Change in Internal Energy by Performing Work: Nail Hammering

Experiment number : 1705

• Goal of experiment

This experiment shows the temperature increase when a nail is hammered into a piece of wood.

• Theory

The first law of thermodynamics states that:

$\Delta U\,=\,W\,+\,Q,$

where ΔU is the change in internal energy of the system, W is the work supplied to the system and Q is the supplied heat. The first law of thermodynamics in this form allows a change in internal energy of any thermodynamic system (provided that the system does not exchange particles with the surroundings) by only two ways – through a heat exchange and by performing mechanical work. In our case the work is performed by the hammer. The friction between the nail and the wooden board results in excitation of particles on the contact surfaces of the metal and the wood, thereby increasing the temperature of the two materials.

• Tools

Thermal imaging camera, wooden board, hammer, nail (Fig. 1).

• Procedure

We simply hammer a nail into a board. At the same time we use the thermal imaging camera to observe the temperature increase at the point where the nail penetrates the wood. A place in which the temperature increases, according to the infrared image, is the place where the nail penetrates the wood. The nail is almost invisible on the video; the nail temperature during the experiment is similar to the ambient temperature.

• Sample result

The video below illustrates a successful performance of this experiment.

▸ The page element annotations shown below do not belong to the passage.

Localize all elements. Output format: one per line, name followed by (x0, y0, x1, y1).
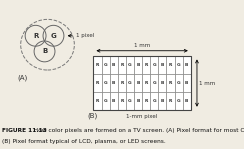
Text: G: G (152, 99, 156, 103)
Text: B: B (136, 99, 140, 103)
Text: R: R (120, 63, 123, 67)
Bar (142, 56, 150, 74)
Text: B: B (185, 99, 188, 103)
Text: B: B (161, 63, 164, 67)
Text: R: R (169, 63, 172, 67)
Text: (A): (A) (18, 74, 28, 81)
Bar (93, 74, 102, 92)
Bar (118, 56, 126, 74)
Text: G: G (152, 63, 156, 67)
Text: B: B (112, 63, 115, 67)
Bar (118, 74, 126, 92)
Bar (166, 74, 174, 92)
Bar (126, 92, 134, 110)
Text: R: R (144, 81, 148, 85)
Bar (158, 56, 166, 74)
Bar (93, 56, 191, 110)
Text: B: B (136, 63, 140, 67)
Bar (93, 92, 102, 110)
Text: G: G (177, 99, 180, 103)
Text: B: B (112, 99, 115, 103)
Text: G: G (177, 81, 180, 85)
Text: R: R (96, 81, 99, 85)
Bar (134, 74, 142, 92)
Text: R: R (120, 99, 123, 103)
Text: R: R (169, 81, 172, 85)
Bar (174, 92, 183, 110)
Text: B: B (42, 48, 47, 54)
Bar (110, 56, 118, 74)
Bar (102, 74, 110, 92)
Text: R: R (169, 99, 172, 103)
Bar (166, 92, 174, 110)
Text: R: R (144, 63, 148, 67)
Bar (158, 92, 166, 110)
Text: B: B (161, 81, 164, 85)
Bar (118, 92, 126, 110)
Text: G: G (104, 99, 107, 103)
Bar (126, 56, 134, 74)
Bar (134, 92, 142, 110)
Bar (174, 74, 183, 92)
Text: G: G (128, 63, 132, 67)
Text: B: B (161, 99, 164, 103)
Text: 1 mm: 1 mm (199, 81, 215, 86)
Text: B: B (136, 81, 140, 85)
Text: 1 mm: 1 mm (134, 43, 150, 48)
Text: B: B (185, 81, 188, 85)
Text: G: G (128, 99, 132, 103)
Bar (183, 56, 191, 74)
Text: G: G (152, 81, 156, 85)
Text: R: R (96, 99, 99, 103)
Bar (110, 74, 118, 92)
Bar (102, 56, 110, 74)
Text: 1 pixel: 1 pixel (76, 33, 94, 38)
Bar (93, 56, 102, 74)
Bar (174, 56, 183, 74)
Text: (B): (B) (88, 113, 98, 119)
Text: B: B (112, 81, 115, 85)
Text: R: R (144, 99, 148, 103)
Bar (183, 74, 191, 92)
Bar (142, 92, 150, 110)
Bar (166, 56, 174, 74)
Text: R: R (96, 63, 99, 67)
Bar (102, 92, 110, 110)
Bar (110, 92, 118, 110)
Bar (150, 56, 158, 74)
Text: B: B (185, 63, 188, 67)
Text: R: R (33, 33, 38, 39)
Bar (183, 92, 191, 110)
Text: (B) Pixel format typical of LCD, plasma, or LED screens.: (B) Pixel format typical of LCD, plasma,… (2, 139, 166, 144)
Text: G: G (104, 81, 107, 85)
Text: R: R (120, 81, 123, 85)
Bar (126, 74, 134, 92)
Text: G: G (128, 81, 132, 85)
Bar (134, 56, 142, 74)
Bar (158, 74, 166, 92)
Bar (150, 74, 158, 92)
Bar (142, 74, 150, 92)
Text: G: G (104, 63, 107, 67)
Text: 1-mm pixel: 1-mm pixel (126, 114, 158, 119)
Text: G: G (177, 63, 180, 67)
Text: FIGURE 11.13: FIGURE 11.13 (2, 128, 47, 133)
Bar (150, 92, 158, 110)
Text: How color pixels are formed on a TV screen. (A) Pixel format for most CRTs.: How color pixels are formed on a TV scre… (28, 128, 244, 133)
Text: G: G (51, 33, 56, 39)
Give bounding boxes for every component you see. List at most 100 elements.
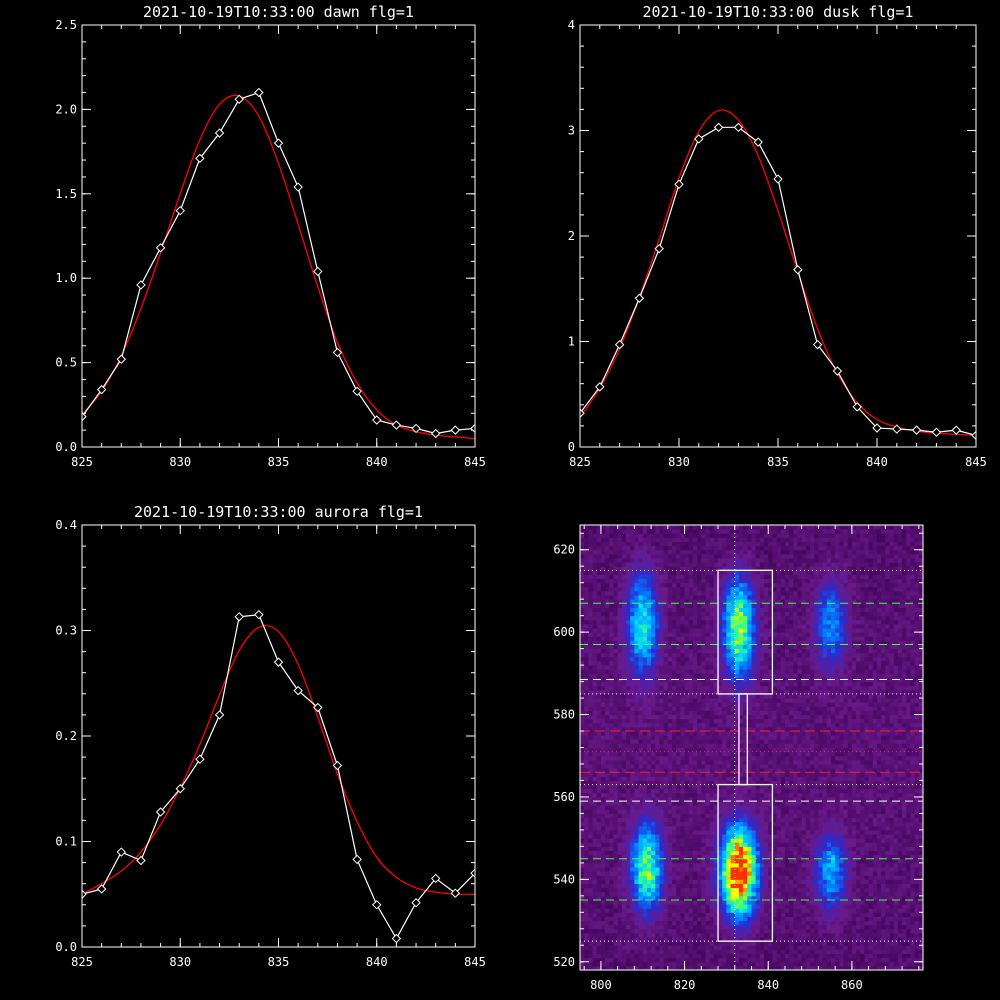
heatmap-cell bbox=[651, 726, 656, 732]
heatmap-cell bbox=[634, 772, 640, 777]
heatmap-cell bbox=[692, 949, 698, 955]
heatmap-cell bbox=[751, 751, 757, 757]
heatmap-cell bbox=[722, 603, 727, 608]
heatmap-cell bbox=[626, 772, 631, 777]
heatmap-cell bbox=[705, 660, 711, 666]
heatmap-cell bbox=[638, 623, 644, 629]
heatmap-cell bbox=[626, 693, 631, 699]
heatmap-cell bbox=[642, 763, 648, 769]
heatmap-cell bbox=[722, 784, 727, 790]
heatmap-cell bbox=[642, 883, 648, 889]
data-point bbox=[470, 423, 475, 434]
heatmap-cell bbox=[580, 941, 585, 946]
heatmap-cell bbox=[584, 689, 589, 695]
heatmap-cell bbox=[697, 759, 702, 765]
heatmap-cell bbox=[718, 904, 723, 909]
heatmap-cell bbox=[680, 821, 686, 827]
heatmap-cell bbox=[718, 961, 723, 967]
heatmap-cell bbox=[705, 525, 711, 530]
heatmap-cell bbox=[655, 780, 660, 786]
heatmap-cell bbox=[718, 731, 723, 736]
heatmap-cell bbox=[626, 937, 631, 942]
heatmap-cell bbox=[722, 899, 727, 905]
heatmap-cell bbox=[722, 755, 727, 761]
heatmap-cell bbox=[680, 640, 686, 645]
heatmap-cell bbox=[646, 941, 652, 946]
heatmap-cell bbox=[751, 553, 757, 559]
heatmap-cell bbox=[726, 772, 732, 777]
heatmap-cell bbox=[676, 533, 681, 538]
heatmap-cell bbox=[600, 652, 606, 658]
heatmap-cell bbox=[738, 743, 744, 748]
heatmap-cell bbox=[626, 829, 631, 835]
heatmap-cell bbox=[684, 578, 690, 584]
heatmap-cell bbox=[697, 545, 702, 551]
heatmap-cell bbox=[634, 533, 640, 538]
heatmap-cell bbox=[738, 669, 744, 674]
heatmap-cell bbox=[672, 825, 677, 831]
heatmap-cell bbox=[617, 825, 623, 831]
heatmap-cell bbox=[667, 566, 673, 571]
heatmap-cell bbox=[692, 809, 698, 814]
heatmap-cell bbox=[663, 656, 669, 662]
heatmap-cell bbox=[688, 611, 694, 617]
data-point bbox=[254, 87, 264, 98]
heatmap-cell bbox=[584, 842, 589, 847]
heatmap-cell bbox=[588, 961, 594, 967]
heatmap-cell bbox=[701, 739, 706, 744]
heatmap-cell bbox=[726, 788, 732, 794]
heatmap-cell bbox=[751, 656, 757, 662]
heatmap-cell bbox=[605, 722, 610, 728]
heatmap-cell bbox=[642, 838, 648, 843]
heatmap-cell bbox=[726, 557, 732, 563]
heatmap-cell bbox=[588, 768, 594, 773]
heatmap-cell bbox=[743, 780, 748, 786]
heatmap-cell bbox=[609, 735, 614, 740]
heatmap-cell bbox=[609, 706, 614, 711]
heatmap-cell bbox=[726, 731, 732, 736]
heatmap-cell bbox=[747, 636, 752, 641]
heatmap-cell bbox=[642, 619, 648, 625]
heatmap-cell bbox=[588, 735, 594, 740]
heatmap-cell bbox=[701, 871, 706, 876]
heatmap-cell bbox=[638, 603, 644, 608]
heatmap-cell bbox=[684, 879, 690, 884]
heatmap-cell bbox=[667, 842, 673, 847]
heatmap-cell bbox=[751, 854, 757, 860]
heatmap-cell bbox=[642, 813, 648, 819]
heatmap-cell bbox=[617, 895, 623, 901]
heatmap-cell bbox=[709, 850, 715, 856]
heatmap-cell bbox=[667, 562, 673, 567]
heatmap-cell bbox=[738, 739, 744, 744]
heatmap-cell bbox=[688, 858, 694, 864]
heatmap-cell bbox=[667, 895, 673, 901]
heatmap-cell bbox=[663, 846, 669, 852]
heatmap-cell bbox=[592, 932, 598, 938]
heatmap-cell bbox=[743, 566, 748, 571]
heatmap-cell bbox=[755, 891, 761, 897]
heatmap-cell bbox=[701, 578, 706, 584]
heatmap-cell bbox=[730, 796, 736, 802]
heatmap-cell bbox=[684, 871, 690, 876]
heatmap-cell bbox=[697, 566, 702, 571]
heatmap-cell bbox=[621, 706, 627, 711]
heatmap-cell bbox=[713, 599, 719, 604]
heatmap-cell bbox=[609, 965, 614, 970]
heatmap-cell bbox=[709, 747, 715, 753]
heatmap-cell bbox=[584, 590, 589, 596]
heatmap-cell bbox=[621, 619, 627, 625]
heatmap-cell bbox=[630, 776, 635, 781]
heatmap-cell bbox=[718, 693, 723, 699]
heatmap-cell bbox=[663, 722, 669, 728]
heatmap-cell bbox=[642, 916, 648, 922]
heatmap-cell bbox=[730, 747, 736, 753]
heatmap-cell bbox=[655, 640, 660, 645]
heatmap-cell bbox=[596, 842, 602, 847]
heatmap-cell bbox=[646, 533, 652, 538]
heatmap-cell bbox=[584, 706, 589, 711]
heatmap-cell bbox=[676, 751, 681, 757]
heatmap-cell bbox=[718, 780, 723, 786]
heatmap-cell bbox=[617, 817, 623, 823]
heatmap-cell bbox=[680, 689, 686, 695]
heatmap-cell bbox=[726, 603, 732, 608]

In this video a thermal imaging camera FLIR i7 was used. The temperature range of the colour scheme was chosen in the interval 24 °C to 30 °C, the emissivity was ε = 0.95.

• Technical notes

Generally, it is convenient to choose nails with matte finish. This helps us avoid the problems with different emissivity of wood and metal, which may lead to false reading of the nail temperature.

• Pedagogical notes

It is good to point out that in addition to the temperature increase in the place where the nail penetrates the wood, the temperature also increases along the nail inside the wood; however, it cannot be detected by the thermal imaging camera.